In the spirit of post 9/11, when all the rules were
suspended, and torture and throwing people in jail without trial were
permitted, the FBI was unscrupulous in the pursuit of its prey.
That ended up costing US taxpayers more than $5m, as
Steven Jay Hatfill, who also worked at Fort Detrick, sued the government
for making his life hell and destroying his reputation.
Ruthless tactics
The tactics used against the subsequent suspect,
Ivins, were particularly ruthless.
FBI officials are alleged to
have confronted him and his family in a shopping mall, brandishing
photographs of the anthrax victims and calling him a murderer.
It would be enough to drive
anyone, let alone someone with a tenuous grasp on sanity, over the edge.
In Ivins's case it
succeeded. We are now all but invited to read his suicide as a
confession.
Either that, or the FBI has
some explaining to do.
Theories continue
It is a lot easier to
convict dead men. In Oswald's case there was a previous assassination
attempt, the subsequent murder of a policeman, and a dramatic arrest in
a movie theatre.
Yet there persists a general
bewilderment about the Kennedy assassination.

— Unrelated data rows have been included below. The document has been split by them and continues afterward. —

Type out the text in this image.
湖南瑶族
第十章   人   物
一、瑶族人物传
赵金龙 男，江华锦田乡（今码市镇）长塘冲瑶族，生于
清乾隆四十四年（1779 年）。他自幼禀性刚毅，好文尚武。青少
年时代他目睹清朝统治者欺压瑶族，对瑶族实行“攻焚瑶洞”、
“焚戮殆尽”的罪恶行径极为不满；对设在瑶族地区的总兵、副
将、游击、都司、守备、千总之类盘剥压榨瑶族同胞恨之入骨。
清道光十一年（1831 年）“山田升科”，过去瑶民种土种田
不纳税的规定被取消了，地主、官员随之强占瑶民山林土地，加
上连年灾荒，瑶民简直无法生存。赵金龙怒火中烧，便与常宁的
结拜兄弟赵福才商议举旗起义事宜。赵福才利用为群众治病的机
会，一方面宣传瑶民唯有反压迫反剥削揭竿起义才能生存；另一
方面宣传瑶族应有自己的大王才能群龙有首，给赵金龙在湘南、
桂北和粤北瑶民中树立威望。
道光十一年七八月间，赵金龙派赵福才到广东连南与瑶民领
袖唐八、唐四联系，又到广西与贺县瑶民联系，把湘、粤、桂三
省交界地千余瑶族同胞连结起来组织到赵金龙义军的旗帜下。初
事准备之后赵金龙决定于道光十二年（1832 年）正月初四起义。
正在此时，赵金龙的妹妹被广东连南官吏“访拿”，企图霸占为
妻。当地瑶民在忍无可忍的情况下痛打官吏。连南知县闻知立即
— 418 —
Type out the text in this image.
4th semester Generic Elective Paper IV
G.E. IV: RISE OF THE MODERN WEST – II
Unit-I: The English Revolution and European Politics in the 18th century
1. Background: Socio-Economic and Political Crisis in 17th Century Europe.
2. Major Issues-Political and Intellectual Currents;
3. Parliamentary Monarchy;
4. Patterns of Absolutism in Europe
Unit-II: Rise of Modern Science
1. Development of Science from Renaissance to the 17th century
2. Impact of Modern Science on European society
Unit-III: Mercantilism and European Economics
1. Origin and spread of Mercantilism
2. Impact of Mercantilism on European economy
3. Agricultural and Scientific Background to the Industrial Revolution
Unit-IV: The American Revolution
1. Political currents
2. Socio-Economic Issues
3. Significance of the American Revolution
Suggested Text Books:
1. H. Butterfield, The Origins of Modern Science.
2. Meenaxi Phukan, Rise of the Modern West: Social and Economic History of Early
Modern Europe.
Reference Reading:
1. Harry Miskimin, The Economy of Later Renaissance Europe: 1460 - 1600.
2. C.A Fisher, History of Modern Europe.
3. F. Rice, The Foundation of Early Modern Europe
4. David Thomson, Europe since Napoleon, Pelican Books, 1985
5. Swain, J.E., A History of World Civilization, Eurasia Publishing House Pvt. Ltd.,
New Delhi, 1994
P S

And in the Ivins case there
is nothing approaching conclusive evidence, other than the absolute
necessity for the FBI to draw a costly and controversial investigation
to a successful conclusion.
The September 11 attacks
themselves overshadow the anthrax letters, and though they were less
televisual, with a much lower body count, there is no underestimating
the effect that they had on the mood of the country at a critical moment
in its history.
The explanation now on offer
for this strange and sinister event is far less satisfactory than the
account of what happened in Dallas in 1963.
It is now destined to recede
to that "grassy knoll" in the public imagination, and be the fruit of
conspiracy theories for years to come.